Une topographie de l'invisible

Sara Lövestam opère une déconstruction salutaire du polar scandinave traditionnel en délaissant les figures hiératiques de la police officielle pour explorer les interstices d’une Suède méconnue. À travers Libre comme l’air, l'autrice nous propose une immersion magistrale dans une Stockholm souterraine, loin des clichés de la carte postale, où la survie quotidienne d'un clandestin iranien devient le théâtre d'une tension dramatique permanente.

L'enquête comme miroir de l'altérité

Le personnage de Kouplan, détective improvisé dont la dignité survit à l'indigence la plus totale sous les ponts de la capitale, incarne une fragilité magnétique qui bouleverse les codes du genre. Ce qui débute comme une banale filature pour adultère se métamorphose, sous l'effet d'une psychologie d'une rare finesse, en un vertigineux miroir de nos propres lâchetés sociales et des mécanismes invisibles qui régissent la marginalité contemporaine.

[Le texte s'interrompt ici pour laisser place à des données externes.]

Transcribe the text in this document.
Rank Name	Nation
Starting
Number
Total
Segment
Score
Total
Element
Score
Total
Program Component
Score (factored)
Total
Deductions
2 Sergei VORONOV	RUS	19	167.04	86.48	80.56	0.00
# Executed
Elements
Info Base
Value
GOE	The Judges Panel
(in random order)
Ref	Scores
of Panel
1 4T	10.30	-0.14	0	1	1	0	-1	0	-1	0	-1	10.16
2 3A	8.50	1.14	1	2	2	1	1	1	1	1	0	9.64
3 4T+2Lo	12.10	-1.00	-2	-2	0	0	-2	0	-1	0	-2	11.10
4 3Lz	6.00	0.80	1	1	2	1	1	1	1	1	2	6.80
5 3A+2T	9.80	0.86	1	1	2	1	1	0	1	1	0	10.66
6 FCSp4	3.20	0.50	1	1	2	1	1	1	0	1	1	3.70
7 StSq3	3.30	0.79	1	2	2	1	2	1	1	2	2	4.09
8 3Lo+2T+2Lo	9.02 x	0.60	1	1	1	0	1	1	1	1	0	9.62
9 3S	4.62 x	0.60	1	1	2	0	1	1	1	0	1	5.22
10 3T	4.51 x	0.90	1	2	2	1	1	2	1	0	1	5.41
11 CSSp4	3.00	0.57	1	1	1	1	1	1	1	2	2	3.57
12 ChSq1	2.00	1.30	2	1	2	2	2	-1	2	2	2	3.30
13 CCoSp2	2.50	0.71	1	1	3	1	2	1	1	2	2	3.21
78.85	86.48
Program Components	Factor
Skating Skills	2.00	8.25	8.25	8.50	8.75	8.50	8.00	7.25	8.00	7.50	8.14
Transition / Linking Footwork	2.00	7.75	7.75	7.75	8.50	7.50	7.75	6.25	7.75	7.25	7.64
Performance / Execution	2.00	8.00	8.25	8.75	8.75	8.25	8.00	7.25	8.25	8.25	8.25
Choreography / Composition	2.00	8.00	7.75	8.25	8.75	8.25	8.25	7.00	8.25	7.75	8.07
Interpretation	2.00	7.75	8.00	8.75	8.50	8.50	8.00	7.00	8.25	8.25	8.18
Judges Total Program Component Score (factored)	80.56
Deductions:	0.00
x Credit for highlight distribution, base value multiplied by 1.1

Une plume entre rigueur et humanité

L’intérêt de l’ouvrage réside dans l’équilibre de la plume de Lövestam, qui se déploie avec précision sans jamais sacrifier l'émotion au misérabilisme. En mêlant les thématiques de l'exil, de la précarité et de la réassignation de soi, ce récit s'affirme comme une étude sociologique déguisée en thriller, offrant au lecteur une quête d'identité où la noirceur du monde finit par révéler la persistance d'une âme.